Pentagon rebuts Trump’s claim that he defeated ISIS

A new report shows how troop withdrawals and lack of long-term planning have emboldened the group.

Pentagon rebuts Trump's claim that he defeated ISIS
Alleged ISIS fighters who fled from the frontline Syrian village of Baghuz, near the Iraqi border, stand in a queue as they await to be blindfolded after being taken into custody by Syrian Defense Forces for screening on January 30, 2019. (Photo CREDIT: Delil Souleiman/AFP /Getty Images.)

A new report released by the Pentagon this week states that the self-proclaimed Islamic State group (ISIS) is taking advantage of President Donald Trump’s troop withdrawals from Iraq and Syria and “rebuilding its capabilities.”

This runs counter to the president’s repeated claims that he has defeated ISIS.

This week’s report acknowledges that the group lost its strongholds in Iraq in 2017 and Syria in 2019, but, it cautions, loss of territory does not spell the eradication of ISIS. On the contrary, the uneven U.S. approach in those conflicts has allowed it to revitalize its networks.

Attributing this to U.S. troop drawdowns as well as the inability of U.S. allies to stave off ISIS in Iraq and Syria, the report notes, “USCENTCOM reported that ISIS militants in both countries employed similar tactics of targeted assassinations, ambushes, suicide bombings, and the burning of crops … According to the Office of the DoD Deputy Assistant Secretary for Counternarcotics and Global Threats (CN&GT), ISIS is likely reestablishing financial networks in both countries.”

This is not the first time the Pentagon has presented facts that challenge Trump’s claims.

In August 2018, the Defense Department released a report — one that was essentially echoed by a United Nations assessment — stating that some 30,000 ISIS fighters remained in the region. That is roughly the same number of fighters the groups is estimated to have had in the Levant at its peak.


Despite this, in December of that year — just months after the Defense Department report — Trump said he would be removing U.S. troops from Syria, a move that ran counter to the advice of his own generals, and prompted the resignation of then-Defense Secretary James Mattis. Mattis’ departure was followed by that of Brett McGurk, U.S. special envoy to the Global Coalition to Defeat ISIS.

Trump’s advisers eventually talked him out of the troop withdrawal, and by February, he said he would keep between 200 and 400 of the 2,000 U.S. troops in Syria for a peacekeeping mission, still hoping to “go to zero” by the end of April, which did not happen.

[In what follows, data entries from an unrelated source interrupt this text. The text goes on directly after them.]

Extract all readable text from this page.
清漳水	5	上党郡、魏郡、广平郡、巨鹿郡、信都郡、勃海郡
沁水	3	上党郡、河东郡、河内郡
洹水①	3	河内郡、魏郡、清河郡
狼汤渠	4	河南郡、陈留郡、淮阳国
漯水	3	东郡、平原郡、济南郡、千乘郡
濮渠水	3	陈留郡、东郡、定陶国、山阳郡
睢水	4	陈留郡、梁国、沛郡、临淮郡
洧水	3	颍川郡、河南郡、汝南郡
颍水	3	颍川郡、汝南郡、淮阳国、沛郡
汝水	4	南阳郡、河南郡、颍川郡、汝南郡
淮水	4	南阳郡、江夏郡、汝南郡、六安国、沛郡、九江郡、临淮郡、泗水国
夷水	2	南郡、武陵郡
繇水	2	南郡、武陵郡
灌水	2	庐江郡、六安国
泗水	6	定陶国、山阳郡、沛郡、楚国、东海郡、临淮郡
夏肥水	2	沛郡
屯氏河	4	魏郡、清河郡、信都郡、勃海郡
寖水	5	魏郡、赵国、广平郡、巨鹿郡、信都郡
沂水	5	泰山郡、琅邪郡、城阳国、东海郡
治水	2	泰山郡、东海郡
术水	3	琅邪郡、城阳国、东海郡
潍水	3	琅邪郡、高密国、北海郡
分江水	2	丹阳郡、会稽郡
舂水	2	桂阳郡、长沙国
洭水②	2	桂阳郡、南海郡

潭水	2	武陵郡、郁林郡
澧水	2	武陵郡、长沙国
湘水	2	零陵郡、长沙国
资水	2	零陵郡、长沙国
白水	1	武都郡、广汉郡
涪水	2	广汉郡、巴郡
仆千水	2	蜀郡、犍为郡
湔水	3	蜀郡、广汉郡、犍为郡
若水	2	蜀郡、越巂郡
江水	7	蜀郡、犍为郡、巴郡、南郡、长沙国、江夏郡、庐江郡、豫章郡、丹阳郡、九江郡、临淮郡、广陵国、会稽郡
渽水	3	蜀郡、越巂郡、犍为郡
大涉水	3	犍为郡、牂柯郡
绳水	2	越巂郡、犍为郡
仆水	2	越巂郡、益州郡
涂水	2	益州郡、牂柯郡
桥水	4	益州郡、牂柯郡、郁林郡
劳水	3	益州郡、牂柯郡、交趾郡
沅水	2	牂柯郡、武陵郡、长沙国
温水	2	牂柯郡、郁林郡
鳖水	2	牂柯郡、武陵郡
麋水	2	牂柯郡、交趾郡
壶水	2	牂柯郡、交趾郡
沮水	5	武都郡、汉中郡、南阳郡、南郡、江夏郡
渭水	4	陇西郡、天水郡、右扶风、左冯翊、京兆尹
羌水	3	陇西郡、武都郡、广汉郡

Experts told ThinkProgress at the time that this in-between approach would be dangerous and that “the Syrian conflict is not to be trifled with in a superficial manner — either you are all in or not.”

In a March 21 speech, the president tweeted a map of Iraq and Syria — which experts immediately noted contained several inaccuracies — as proof that ISIS would be “gone” by that night.

But this week’s report, which covers the period immediately following that speech — April 1 to June 30 — shows that ISIS in fact “resurge[d]” in Syria. There, local forces have struggled to detain ISIS fighters and secure them and their supporters in camps. In Iraq during the same period, ISIS reorganized its leadership, continued to establish safe havens in the country, and saw “short-term gains” as a result of its clearance operations.


Of course, ISIS is not only present in Syria and Iraq — the group has offshoots and affiliates throughout the Middle East, Asia, and Africa.

Notably, the group seems to be growing in strength in Afghanistan. Trump has been looking for a way to pull 14,000 troops out of Afghanistan (or at least half, to start with), with his administration currently engaged in a series of talks with the Taliban, hoping to come up with some sort of peace deal that would allow the United States to bow out of a conflict it started almost 18 years ago.

U.S. military officials on the ground insist that ISIS in Afghanistan poses a real threat to the United States — and certainly the Afghan people.

“This group is the most near-term threat to our homelands from Afghanistan,” one official told the Associated Press in June. He said that ISIS’ “core mandate” was to conduct “external attacks” and that “it [was] just a matter of time” before something happened.

“It is very scary,” they said.

Some in the intelligence community in Washington are dismissive of that view, feeling that ISIS in Afghanistan lack the organizational structure of the group in Syria and Iraq to do real damage to the U.S.


Still, according to a June 30 Pentagon report on Afghanistan, ISIS’ threat is growing within Afghanistan, where it is known as ISIS Khorasan, or ISIS-K.

ISIS-K made territorial gains in eastern Afghanistan. Regionally the group continues to evade, counter, and resist sustained CT [counter-terrorism] pressure,” it noted.